NATO agrees military aid for ‘heroic’ Ukraine, Russia steps up attacks in south

Kyiv has voiced concern that the West has been slow to offer it more than moral support against an invasion that has devastated cities, killed thousands and sent millions fleeing.

Russia says it is pursuing a “special military operation” in Ukraine to rid it of dangerous nationalists. Ukraine and the West accuse Russia of an unprovoked, imperial-style land grab.

“FULL SOLIDARITY”

A NATO communique called Russia the “most significant and direct threat to the allies’ security”, a nod to the precipitous deterioration in relations with Russia – earlier classified as a “strategic partner” – since the invasion.

NATO issued a new Strategic Concept document, its first since 2010, that said a “strong independent Ukraine is vital for the stability of the Euro-Atlantic area”.

To that end, NATO agreed a long-term financial and military aid package to modernise Ukraine’s largely Soviet-era military.

“We stand in full solidarity with the government and the people of Ukraine in the heroic defence of their country,” the communique said.

The US-led alliance said it would also deploy more “robust in-place combat-ready forces” on its eastern flank, scaled up from existing battlegroups to brigade-size units.

Stoltenberg said NATO had agreed to put 300,000 troops on high readiness from 2023, up from 40,000 now, under a new force model to protect an area stretching from the Baltic to the Black seas.

Zelenskyy, in a video link-up with the summit, said Ukraine needed US$5 billion per month for its defence and protection.

“This is not a war being waged by Russia against only Ukraine. This is a war for the right to dictate conditions in Europe – for what the future world order will be like,” he said.

NATO’s invitation to Sweden and Finland to join the alliance marks one of the most momentous shifts in European security in decades as Helsinki and Stockholm drop a tradition of neutrality in response to Russia’s invasion.

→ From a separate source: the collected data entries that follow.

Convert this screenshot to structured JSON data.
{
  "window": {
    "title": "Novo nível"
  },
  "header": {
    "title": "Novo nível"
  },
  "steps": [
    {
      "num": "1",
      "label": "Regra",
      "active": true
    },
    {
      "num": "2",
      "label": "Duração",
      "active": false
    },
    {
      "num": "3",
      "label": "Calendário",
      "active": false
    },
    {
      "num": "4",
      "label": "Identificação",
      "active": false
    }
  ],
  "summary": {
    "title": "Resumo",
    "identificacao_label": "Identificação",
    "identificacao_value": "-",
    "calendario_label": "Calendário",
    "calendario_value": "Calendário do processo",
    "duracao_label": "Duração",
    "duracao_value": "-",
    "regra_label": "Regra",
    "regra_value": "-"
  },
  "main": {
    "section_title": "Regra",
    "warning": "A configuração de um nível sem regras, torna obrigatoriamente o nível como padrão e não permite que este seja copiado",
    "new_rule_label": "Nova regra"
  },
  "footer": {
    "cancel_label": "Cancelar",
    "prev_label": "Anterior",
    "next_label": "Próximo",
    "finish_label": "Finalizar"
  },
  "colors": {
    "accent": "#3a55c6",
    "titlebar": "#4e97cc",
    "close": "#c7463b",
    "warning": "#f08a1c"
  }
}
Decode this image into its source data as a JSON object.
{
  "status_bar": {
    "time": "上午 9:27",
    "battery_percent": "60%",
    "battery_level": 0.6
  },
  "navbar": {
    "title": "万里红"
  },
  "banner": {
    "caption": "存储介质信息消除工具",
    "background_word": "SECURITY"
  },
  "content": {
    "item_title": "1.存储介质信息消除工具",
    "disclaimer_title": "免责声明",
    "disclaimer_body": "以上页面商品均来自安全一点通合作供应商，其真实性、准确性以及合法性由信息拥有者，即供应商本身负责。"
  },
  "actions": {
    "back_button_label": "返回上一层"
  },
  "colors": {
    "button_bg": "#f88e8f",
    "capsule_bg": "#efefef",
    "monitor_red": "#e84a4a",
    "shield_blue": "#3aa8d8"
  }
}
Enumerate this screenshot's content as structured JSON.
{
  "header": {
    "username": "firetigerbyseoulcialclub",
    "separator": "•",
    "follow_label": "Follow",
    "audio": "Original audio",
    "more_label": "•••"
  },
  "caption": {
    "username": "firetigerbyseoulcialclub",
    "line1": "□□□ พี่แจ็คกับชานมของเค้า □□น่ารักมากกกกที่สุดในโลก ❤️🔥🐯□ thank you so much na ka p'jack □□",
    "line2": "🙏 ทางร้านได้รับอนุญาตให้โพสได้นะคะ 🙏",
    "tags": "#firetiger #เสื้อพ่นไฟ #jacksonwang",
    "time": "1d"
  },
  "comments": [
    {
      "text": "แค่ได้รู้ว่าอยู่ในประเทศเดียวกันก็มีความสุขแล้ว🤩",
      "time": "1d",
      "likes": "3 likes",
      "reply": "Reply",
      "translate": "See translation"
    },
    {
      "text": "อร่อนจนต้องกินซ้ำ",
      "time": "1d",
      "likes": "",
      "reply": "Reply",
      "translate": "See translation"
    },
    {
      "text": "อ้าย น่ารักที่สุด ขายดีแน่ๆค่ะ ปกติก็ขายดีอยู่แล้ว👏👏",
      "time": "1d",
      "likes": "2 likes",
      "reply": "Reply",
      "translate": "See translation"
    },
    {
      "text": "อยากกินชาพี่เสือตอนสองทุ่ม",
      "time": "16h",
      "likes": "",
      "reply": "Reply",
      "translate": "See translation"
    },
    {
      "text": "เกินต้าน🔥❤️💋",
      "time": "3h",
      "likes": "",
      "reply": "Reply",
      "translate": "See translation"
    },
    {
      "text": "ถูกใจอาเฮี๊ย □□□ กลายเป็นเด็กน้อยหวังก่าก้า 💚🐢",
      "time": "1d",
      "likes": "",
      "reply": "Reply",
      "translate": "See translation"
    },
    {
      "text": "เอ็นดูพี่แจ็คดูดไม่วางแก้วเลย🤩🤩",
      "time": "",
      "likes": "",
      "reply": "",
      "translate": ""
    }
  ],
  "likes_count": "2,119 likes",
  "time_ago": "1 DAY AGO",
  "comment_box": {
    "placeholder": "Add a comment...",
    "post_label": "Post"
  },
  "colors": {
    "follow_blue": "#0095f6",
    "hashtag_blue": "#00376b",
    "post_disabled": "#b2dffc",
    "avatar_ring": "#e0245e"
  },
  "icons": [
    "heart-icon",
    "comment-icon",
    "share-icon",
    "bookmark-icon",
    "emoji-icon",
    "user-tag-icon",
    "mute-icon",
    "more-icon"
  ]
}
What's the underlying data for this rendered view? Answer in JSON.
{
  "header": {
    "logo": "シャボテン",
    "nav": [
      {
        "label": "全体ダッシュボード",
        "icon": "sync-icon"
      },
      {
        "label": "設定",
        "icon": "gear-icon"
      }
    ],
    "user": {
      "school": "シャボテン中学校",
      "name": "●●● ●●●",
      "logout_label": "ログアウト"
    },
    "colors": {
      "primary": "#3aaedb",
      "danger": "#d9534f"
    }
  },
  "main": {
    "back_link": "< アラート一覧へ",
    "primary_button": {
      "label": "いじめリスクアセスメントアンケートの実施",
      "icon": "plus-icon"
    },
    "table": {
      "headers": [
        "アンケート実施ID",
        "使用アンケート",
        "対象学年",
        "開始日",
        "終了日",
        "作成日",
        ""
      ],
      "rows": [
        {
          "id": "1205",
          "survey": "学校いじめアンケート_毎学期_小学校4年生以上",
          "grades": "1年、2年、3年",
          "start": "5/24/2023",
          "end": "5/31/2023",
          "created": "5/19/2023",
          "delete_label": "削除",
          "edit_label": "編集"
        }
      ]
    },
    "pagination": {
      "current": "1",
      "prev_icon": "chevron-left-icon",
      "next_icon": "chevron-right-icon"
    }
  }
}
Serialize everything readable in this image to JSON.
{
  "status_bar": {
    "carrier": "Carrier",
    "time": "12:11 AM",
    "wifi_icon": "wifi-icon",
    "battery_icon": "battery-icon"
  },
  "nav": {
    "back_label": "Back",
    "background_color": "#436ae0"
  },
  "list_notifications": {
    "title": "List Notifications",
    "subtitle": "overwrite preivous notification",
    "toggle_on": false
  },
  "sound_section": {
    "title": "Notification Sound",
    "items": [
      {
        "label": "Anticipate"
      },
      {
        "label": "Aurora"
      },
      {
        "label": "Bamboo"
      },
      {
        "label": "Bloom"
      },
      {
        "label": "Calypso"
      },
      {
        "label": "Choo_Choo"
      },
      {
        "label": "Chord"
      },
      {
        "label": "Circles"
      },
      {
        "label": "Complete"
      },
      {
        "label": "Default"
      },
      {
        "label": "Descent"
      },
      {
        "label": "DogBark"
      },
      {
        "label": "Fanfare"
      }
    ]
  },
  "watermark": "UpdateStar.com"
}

Russian Deputy Foreign Minister Sergei Ryabkov said NATO’s expansion was “destabilising” and would not improve its members’ security.

GRINDING WAR

Russia’s stepped-up attacks in Ukraine, after a missile strike killed at least 18 people in a shopping mall in a central city far from front lines on Monday, come as Russian forces make slow but relentless progress in a war now in its fifth month.